Pressure is mounting internationally. Warming himself by a tin bucket filled with smoldering coals outside a central Madrid branch of Bankia, 38-year-old unemployed Ecuadorian Emilio Azuero is one of many who came to Spain during the boom years, bought property at the height of the market, and now face eviction and debt. He joined a spontaneous protest at the site for three months until police cleared the site at the beginning of February.

In his home country, mortgage debt is canceled with the return of the property to the bank. In Spain, his debts would exceed 100,000 euros if he lost his home.

Ecuador said in January it had presented a case to the European Court of Human Rights that argues Spanish law abuses fundamental rights by not allowing homeowners to explain their situation in court during the eviction process. The Latin American country estimates that as many as 15,000 Ecuadorian families in Spain are affected by eviction processes or mortgage repayment problems.


But one important reason the banks oppose reform is that, as the euro zone debt crisis runs into its fourth year, they have struggled to borrow on the money markets. Instead, to a limited extent, they turn to the mortgage-backed bond market where they can use their home loans as collateral.

Spain is the biggest issuer of mortgage-backed bonds in Europe, with 578 billion euros of bonds linked to mortgage assets outstanding as of November 2012, according to Moody’s. That is equivalent to 15 percent of the banks’ total funding.

Making it easier for bad debtors to cancel debt would push up the rate of default, which for Spanish banks is at 3.5 percent - around a third the rate of the home loan defaults in Ireland.

“We have managed to maintain one of the lowest mortgage default rates in Europe despite the recession,” said Santos Gonzalez, chairman of the Spanish Mortgage Association, which represents banks accounting for most of the mortgage market, including Santander, BBVA and Bankia. “Do we want a knee-jerk reaction to a crisis that has affected a small percentage of people by changing the structure of our whole mortgage market, weakening its guarantees?”

Laws governing the repayment of mortgages ensure that homeowners keep up with payments, says economist Montalvo of Universitat Pompeu Fabra. “If you don’t pay, the bank will get it back somehow and with interest,” he adds.

One way banks have kept the default rate low is by renegotiating mortgages with borrowers. Official data is not available but according to an independent audit carried out by consultant Oliver Wyman in September, banks have renegotiated almost one in 10 residential mortgages. By comparison, 11 percent of large companies’ borrowing has been restructured.


Marcheline Rosero has reached an agreement with her bank which reformers say could serve as a partial model. She and her family escaped eviction from their small Madrid flat when she fell behind on mortgage payments two years ago, and lender Bankia repossessed it.

The unemployed 45-year-old, confined to a wheelchair by childhood polio, reached an agreement to stay by paying the bank a nominal rent of 240 euros per month.

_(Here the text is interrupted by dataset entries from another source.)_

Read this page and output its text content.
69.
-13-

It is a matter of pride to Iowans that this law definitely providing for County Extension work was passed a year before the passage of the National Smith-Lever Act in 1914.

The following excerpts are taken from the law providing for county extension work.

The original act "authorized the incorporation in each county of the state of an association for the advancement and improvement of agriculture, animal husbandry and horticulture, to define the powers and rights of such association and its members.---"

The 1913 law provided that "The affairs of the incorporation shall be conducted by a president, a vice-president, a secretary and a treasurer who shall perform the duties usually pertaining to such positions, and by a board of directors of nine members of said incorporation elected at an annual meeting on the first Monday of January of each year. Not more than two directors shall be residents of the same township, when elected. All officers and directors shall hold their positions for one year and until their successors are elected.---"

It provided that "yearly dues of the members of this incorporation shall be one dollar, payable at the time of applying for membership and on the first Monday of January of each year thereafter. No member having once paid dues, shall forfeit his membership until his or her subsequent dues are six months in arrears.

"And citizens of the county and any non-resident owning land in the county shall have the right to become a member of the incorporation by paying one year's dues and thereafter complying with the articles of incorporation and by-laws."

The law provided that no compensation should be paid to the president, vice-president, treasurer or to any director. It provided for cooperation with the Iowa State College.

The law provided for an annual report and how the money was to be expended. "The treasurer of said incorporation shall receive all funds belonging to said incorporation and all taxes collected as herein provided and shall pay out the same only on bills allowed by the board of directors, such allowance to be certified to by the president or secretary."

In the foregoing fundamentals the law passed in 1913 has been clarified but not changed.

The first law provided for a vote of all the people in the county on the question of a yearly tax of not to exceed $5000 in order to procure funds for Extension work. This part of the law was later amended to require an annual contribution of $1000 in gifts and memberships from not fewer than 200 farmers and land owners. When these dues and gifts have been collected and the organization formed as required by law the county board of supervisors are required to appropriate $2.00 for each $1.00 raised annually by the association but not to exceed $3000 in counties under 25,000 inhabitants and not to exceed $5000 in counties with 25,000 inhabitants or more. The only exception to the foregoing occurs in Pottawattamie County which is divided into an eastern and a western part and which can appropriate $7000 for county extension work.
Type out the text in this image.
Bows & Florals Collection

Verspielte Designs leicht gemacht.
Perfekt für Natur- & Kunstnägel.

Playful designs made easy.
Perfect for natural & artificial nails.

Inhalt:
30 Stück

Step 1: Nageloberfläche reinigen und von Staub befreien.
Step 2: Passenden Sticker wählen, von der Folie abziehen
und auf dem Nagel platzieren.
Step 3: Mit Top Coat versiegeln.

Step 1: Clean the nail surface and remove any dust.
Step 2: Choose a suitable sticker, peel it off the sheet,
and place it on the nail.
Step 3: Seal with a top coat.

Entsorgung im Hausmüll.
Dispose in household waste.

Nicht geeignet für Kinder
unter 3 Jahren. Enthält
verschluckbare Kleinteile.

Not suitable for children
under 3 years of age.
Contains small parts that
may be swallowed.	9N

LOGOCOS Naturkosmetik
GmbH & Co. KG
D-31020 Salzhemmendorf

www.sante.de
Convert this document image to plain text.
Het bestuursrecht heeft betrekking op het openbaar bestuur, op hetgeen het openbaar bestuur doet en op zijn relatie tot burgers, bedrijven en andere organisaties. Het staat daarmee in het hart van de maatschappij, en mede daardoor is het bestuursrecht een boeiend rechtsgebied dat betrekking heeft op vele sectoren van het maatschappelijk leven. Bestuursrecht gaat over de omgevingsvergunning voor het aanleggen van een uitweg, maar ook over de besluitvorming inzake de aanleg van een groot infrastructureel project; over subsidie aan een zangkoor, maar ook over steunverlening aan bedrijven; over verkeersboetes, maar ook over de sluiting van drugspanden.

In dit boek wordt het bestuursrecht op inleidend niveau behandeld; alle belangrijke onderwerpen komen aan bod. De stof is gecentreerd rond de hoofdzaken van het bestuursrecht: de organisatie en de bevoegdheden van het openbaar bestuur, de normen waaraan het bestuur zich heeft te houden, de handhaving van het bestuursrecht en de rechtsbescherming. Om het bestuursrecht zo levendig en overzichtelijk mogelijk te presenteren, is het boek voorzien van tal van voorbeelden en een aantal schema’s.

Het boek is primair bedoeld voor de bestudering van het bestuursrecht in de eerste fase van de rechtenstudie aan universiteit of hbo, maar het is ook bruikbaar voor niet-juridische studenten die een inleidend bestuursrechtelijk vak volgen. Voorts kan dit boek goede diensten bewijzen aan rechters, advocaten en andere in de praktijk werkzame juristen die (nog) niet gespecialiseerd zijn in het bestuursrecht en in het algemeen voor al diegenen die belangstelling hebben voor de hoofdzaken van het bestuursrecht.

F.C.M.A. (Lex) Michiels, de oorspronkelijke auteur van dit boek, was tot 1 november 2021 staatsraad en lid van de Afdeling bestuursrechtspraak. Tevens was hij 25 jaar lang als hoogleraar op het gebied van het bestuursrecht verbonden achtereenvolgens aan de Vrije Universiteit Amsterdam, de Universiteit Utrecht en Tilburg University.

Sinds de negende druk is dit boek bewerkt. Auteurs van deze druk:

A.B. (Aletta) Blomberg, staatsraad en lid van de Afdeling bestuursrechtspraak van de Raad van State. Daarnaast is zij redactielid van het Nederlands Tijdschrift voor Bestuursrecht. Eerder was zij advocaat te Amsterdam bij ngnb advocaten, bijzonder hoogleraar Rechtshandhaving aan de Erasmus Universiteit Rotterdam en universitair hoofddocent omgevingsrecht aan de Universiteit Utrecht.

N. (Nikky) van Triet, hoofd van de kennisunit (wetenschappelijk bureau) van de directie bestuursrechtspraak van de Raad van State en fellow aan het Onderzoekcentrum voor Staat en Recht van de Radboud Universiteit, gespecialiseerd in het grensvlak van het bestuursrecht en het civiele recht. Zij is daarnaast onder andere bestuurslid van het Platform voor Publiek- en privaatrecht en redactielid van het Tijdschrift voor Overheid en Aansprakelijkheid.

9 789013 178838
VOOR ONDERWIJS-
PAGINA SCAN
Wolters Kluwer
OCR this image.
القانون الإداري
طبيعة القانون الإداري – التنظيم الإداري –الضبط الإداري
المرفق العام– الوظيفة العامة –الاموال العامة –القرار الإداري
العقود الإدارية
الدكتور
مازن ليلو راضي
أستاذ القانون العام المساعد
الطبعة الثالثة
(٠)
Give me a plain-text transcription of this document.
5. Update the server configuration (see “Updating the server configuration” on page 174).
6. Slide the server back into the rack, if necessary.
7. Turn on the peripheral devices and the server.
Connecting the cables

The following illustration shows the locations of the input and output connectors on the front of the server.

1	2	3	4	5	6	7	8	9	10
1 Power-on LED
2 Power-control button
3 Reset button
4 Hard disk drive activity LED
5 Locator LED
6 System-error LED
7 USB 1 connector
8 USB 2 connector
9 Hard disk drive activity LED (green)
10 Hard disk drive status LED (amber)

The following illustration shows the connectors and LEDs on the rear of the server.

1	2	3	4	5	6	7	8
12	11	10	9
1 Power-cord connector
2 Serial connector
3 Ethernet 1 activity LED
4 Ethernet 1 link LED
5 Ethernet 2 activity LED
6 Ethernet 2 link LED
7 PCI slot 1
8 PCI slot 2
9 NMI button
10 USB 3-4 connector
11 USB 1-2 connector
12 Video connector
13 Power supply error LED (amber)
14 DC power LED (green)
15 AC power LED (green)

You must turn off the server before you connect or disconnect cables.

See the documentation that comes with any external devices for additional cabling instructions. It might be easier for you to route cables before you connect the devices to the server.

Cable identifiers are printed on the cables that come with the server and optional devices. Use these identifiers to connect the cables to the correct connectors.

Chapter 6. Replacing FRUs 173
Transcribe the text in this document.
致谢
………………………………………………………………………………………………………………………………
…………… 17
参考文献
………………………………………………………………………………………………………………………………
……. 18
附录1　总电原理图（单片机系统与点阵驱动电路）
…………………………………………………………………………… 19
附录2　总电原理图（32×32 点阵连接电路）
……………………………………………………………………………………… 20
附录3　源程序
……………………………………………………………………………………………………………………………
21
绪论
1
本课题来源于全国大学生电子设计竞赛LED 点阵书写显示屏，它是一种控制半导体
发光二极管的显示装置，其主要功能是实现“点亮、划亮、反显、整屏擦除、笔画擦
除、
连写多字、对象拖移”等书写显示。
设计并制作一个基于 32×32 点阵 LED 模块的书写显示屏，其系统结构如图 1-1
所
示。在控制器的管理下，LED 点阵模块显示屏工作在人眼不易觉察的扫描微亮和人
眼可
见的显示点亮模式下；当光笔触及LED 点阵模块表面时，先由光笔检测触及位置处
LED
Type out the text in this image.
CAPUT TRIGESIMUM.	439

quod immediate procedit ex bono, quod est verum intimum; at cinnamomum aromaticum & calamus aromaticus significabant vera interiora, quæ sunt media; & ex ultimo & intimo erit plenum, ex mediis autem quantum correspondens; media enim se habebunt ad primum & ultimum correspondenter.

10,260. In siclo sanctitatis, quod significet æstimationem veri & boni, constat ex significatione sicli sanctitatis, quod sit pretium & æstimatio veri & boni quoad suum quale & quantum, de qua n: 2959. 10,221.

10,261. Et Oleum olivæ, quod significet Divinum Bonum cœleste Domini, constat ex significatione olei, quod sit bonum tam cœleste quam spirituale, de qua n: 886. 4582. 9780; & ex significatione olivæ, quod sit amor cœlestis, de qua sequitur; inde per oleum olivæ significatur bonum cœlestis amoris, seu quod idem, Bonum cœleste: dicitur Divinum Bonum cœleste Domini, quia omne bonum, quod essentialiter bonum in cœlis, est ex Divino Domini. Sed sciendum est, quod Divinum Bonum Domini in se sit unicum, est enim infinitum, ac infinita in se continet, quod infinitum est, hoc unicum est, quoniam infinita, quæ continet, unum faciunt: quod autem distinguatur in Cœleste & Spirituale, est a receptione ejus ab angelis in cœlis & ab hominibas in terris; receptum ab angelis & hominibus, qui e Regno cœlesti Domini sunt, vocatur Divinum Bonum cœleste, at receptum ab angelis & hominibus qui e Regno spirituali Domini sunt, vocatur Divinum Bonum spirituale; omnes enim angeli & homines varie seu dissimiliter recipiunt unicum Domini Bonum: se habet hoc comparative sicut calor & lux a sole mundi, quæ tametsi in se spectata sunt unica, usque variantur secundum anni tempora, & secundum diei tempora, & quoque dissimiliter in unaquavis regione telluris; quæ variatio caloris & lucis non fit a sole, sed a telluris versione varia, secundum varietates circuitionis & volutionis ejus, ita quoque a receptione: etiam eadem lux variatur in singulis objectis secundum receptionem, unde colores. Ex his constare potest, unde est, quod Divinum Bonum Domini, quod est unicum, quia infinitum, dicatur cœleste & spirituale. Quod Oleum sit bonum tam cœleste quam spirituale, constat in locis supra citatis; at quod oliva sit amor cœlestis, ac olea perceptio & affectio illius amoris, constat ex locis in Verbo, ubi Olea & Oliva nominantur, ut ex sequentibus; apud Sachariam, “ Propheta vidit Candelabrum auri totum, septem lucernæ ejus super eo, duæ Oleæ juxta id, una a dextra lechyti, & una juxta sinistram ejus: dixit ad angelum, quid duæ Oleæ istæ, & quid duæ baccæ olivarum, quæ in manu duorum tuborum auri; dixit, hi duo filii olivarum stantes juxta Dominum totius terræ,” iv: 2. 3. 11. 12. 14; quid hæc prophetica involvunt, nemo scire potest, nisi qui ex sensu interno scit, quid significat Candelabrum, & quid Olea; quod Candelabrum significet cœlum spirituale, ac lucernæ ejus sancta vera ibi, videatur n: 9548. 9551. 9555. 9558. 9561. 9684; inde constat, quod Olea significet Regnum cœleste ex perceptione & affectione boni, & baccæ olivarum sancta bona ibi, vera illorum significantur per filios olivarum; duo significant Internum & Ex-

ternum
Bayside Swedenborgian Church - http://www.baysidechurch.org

But under the existing law she still owes most of a 222,000 euro home loan even after handing the property - now valued at 60,000 euros - back to Bankia. “I’ve got a debt there that I haven’t paid back that is accumulating interest,” says the former office clerk, greeting her three children as they return from school.

Bankia said the bank does everything possible to find alternatives before eviction. It has renegotiated around 80,000 mortgages since 2009, a spokeswoman said: she could not say how big a share of the total that was. The bank declined to comment on proposed changes to law until they materialized.

Chema Ruiz, a Madrid-based activist for ‘Support for those Affected by Mortgages,’ a not-for-profit group which advises those struggling with repayments, says banks delayed many evictions in November, but courts have started to send out eviction notices again.

More homeowners are attending weekly support meetings, he said; he sees 80 to 100 new cases a week. “Every week there are more people and of higher social standing.”